Anolis eugenegrahami, the Eugene's anole or the black stream anole, is a critically endangered species of lizard in the family Dactyloidae. This semi-aquatic species is endemic to northern Haiti.

==Etymology==
The specific name, eugenegrahami, is in honor of herpetologist Eugene D. Graham Jr., who was one of the collectors of the holotype.

==Distribution and habitat ==
A. eugenegrahami is endemic to the Département du Nord in northern Haiti where it is only found 9 km northeast of Plaisance. It strictly inhabits stream margins in areas with forest.

==Description and behavior==
This species, A. eugenegrahami, is of moderate size, with extremely long limbs. Males can reach up to 72 mm in snout–vent length and females up to 61 mm. Males and females are both very dark.
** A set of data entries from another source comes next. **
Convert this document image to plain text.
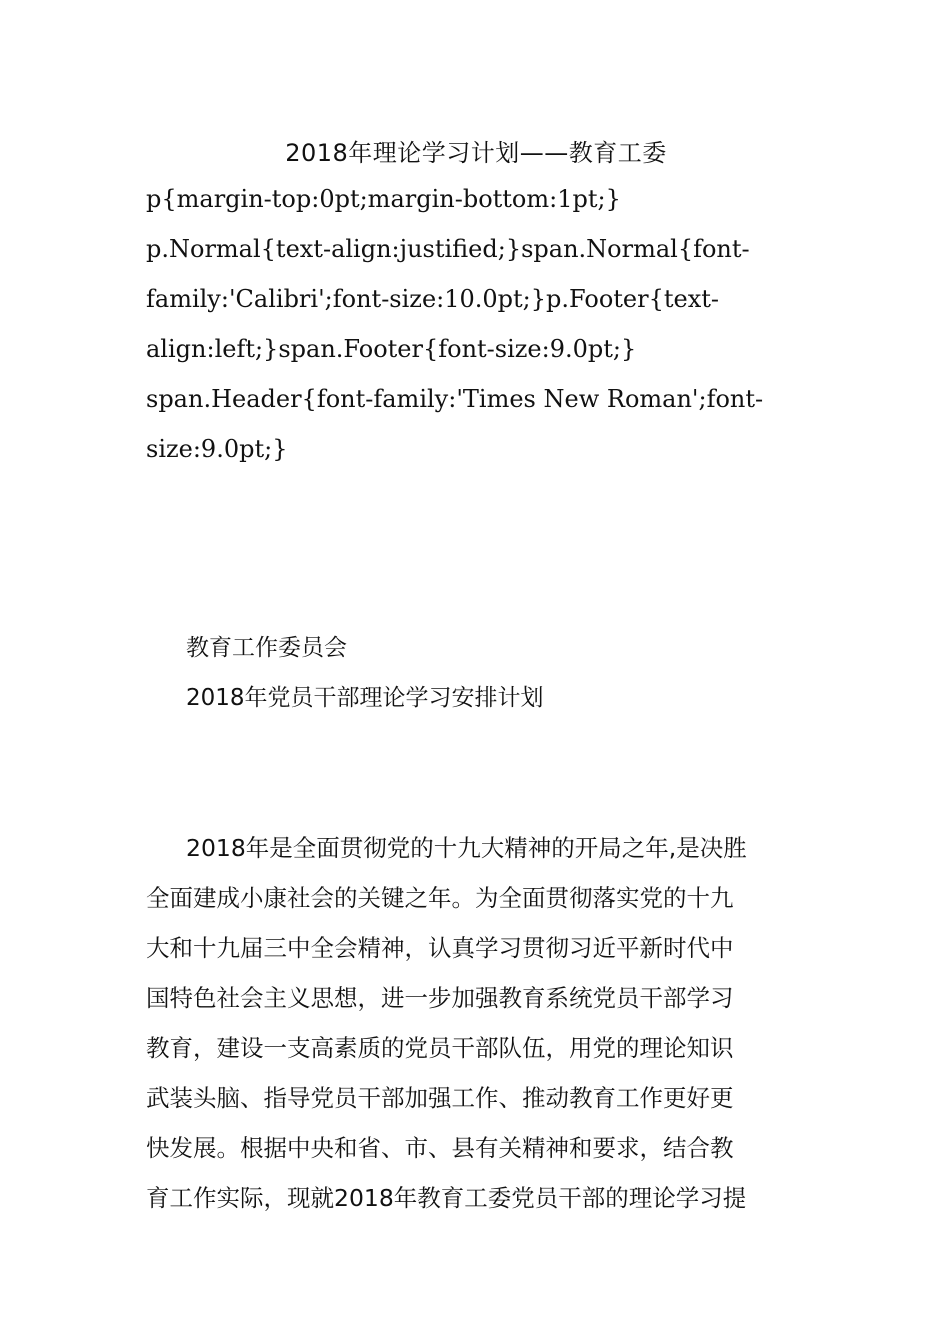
2018年理论学习计划——教育工委
p{margin-top:0pt;margin-bottom:1pt;}
p.Normal{text-align:justified;}span.Normal{font-
family:'Calibri';font-size:10.0pt;}p.Footer{text-
align:left;}span.Footer{font-size:9.0pt;}
span.Header{font-family:'Times New Roman';font-
size:9.0pt;}
教育工作委员会
2018年党员干部理论学习安排计划
2018年是全面贯彻党的十九大精神的开局之年,是决胜
全面建成小康社会的关键之年。为全面贯彻落实党的十九
大和十九届三中全会精神，认真学习贯彻习近平新时代中
国特色社会主义思想，进一步加强教育系统党员干部学习
教育，建设一支高素质的党员干部队伍，用党的理论知识
武装头脑、指导党员干部加强工作、推动教育工作更好更
快发展。根据中央和省、市、县有关精神和要求，结合教
育工作实际，现就2018年教育工委党员干部的理论学习提
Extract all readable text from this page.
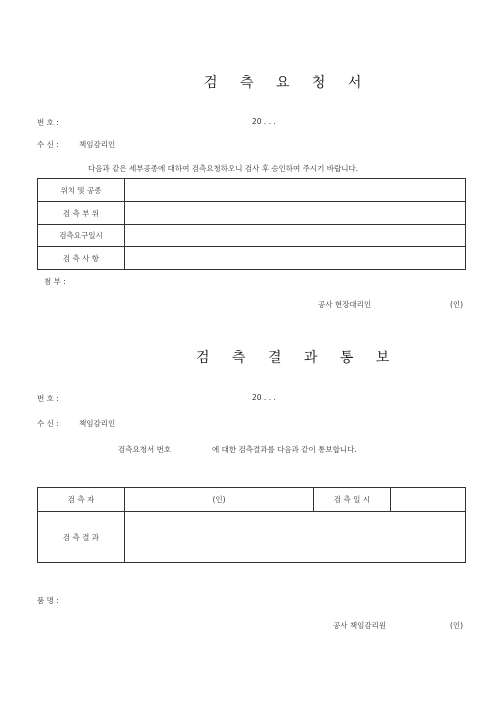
검 측 요 청 서
번 호 :	20 . . .
수 신 :	책임감리인
다음과 같은 세부공종에 대하여 검측요청하오니 검사 후 승인하여 주시기 바랍니다.
위치 및 공종	
검 측 부 위	
검측요구일시	
검 측 사 항	
첨 부 :
공사 현장대리인	(인)
검 측 결 과 통 보
번 호 :	20 . . .
수 신 :	책임감리인
검측요청서 번호	에 대한 검측결과를 다음과 같이 통보합니다.
검 측 자	(인)	검 측 일 시	
검 측 결 과			
품 명 :
공사 책임감리원	(인)
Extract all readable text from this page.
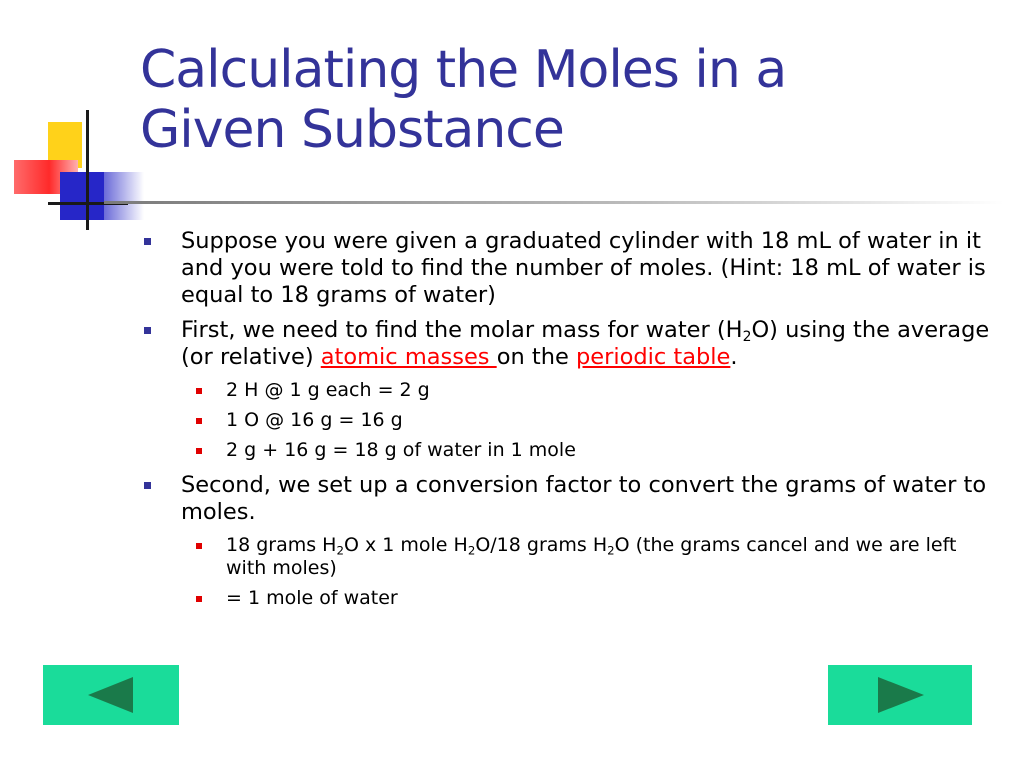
Calculating the Moles in a
Given Substance
Suppose you were given a graduated cylinder with 18 mL of water in it and you were told to find the number of moles. (Hint: 18 mL of water is equal to 18 grams of water)
First, we need to find the molar mass for water $(H_2O)$ using the average (or relative) atomic masses on the periodic table.
2 H @ 1 g each = 2 g
1 O @ 16 g = 16 g
2 g + 16 g = 18 g of water in 1 mole
Second, we set up a conversion factor to convert the grams of water to moles.
18 grams $H_2O$ x 1 mole $H_2O/18$ grams $H_2O$ (the grams cancel and we are left with moles)
= 1 mole of water
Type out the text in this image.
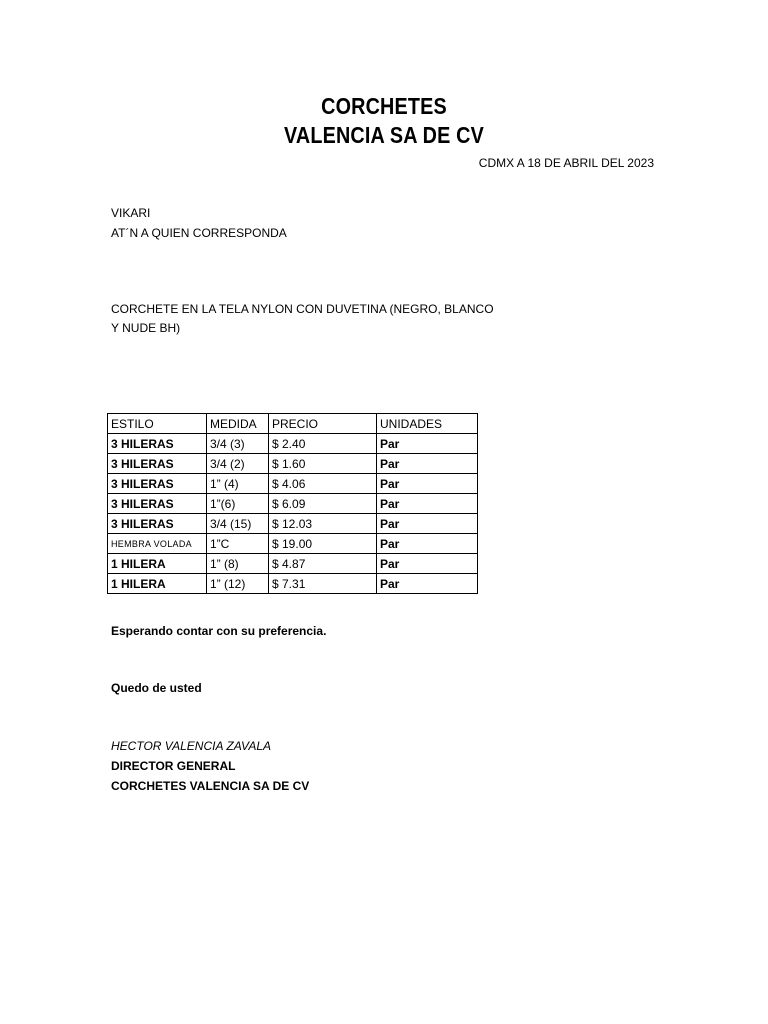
CORCHETES
VALENCIA SA DE CV
CDMX A 18 DE ABRIL DEL 2023
VIKARI
AT´N A QUIEN CORRESPONDA
CORCHETE EN LA TELA NYLON CON DUVETINA (NEGRO, BLANCO Y NUDE BH)
ESTILO	MEDIDA	PRECIO	UNIDADES
3 HILERAS	3/4 (3)	$ 2.40	Par
3 HILERAS	3/4 (2)	$ 1.60	Par
3 HILERAS	1” (4)	$ 4.06	Par
3 HILERAS	1”(6)	$ 6.09	Par
3 HILERAS	3/4 (15)	$ 12.03	Par
HEMBRA VOLADA	1”C	$ 19.00	Par
1 HILERA	1” (8)	$ 4.87	Par
1 HILERA	1” (12)	$ 7.31	Par
Esperando contar con su preferencia.
Quedo de usted
HECTOR VALENCIA ZAVALA
DIRECTOR GENERAL
CORCHETES VALENCIA SA DE CV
The dewlap (male only) ranges from very dark gray to black, with the edge being lighter.

It is one of two semi-aquatic anoles from the Caribbean, the other being A. vermiculatus of Cuba, and there are a few additional semi-aquatic anoles in Central and South America. The semi-aquatic anoles are morphologically diverse and do not form a monophyletic group, but there is convergence in certain microstructures of their skin, making it highly hydrophobic. This results in a thin layer of air on the skin surface when submerged underwater, which they use as an extra air supply for breathing, and it also prevents water from staying on when exiting the water.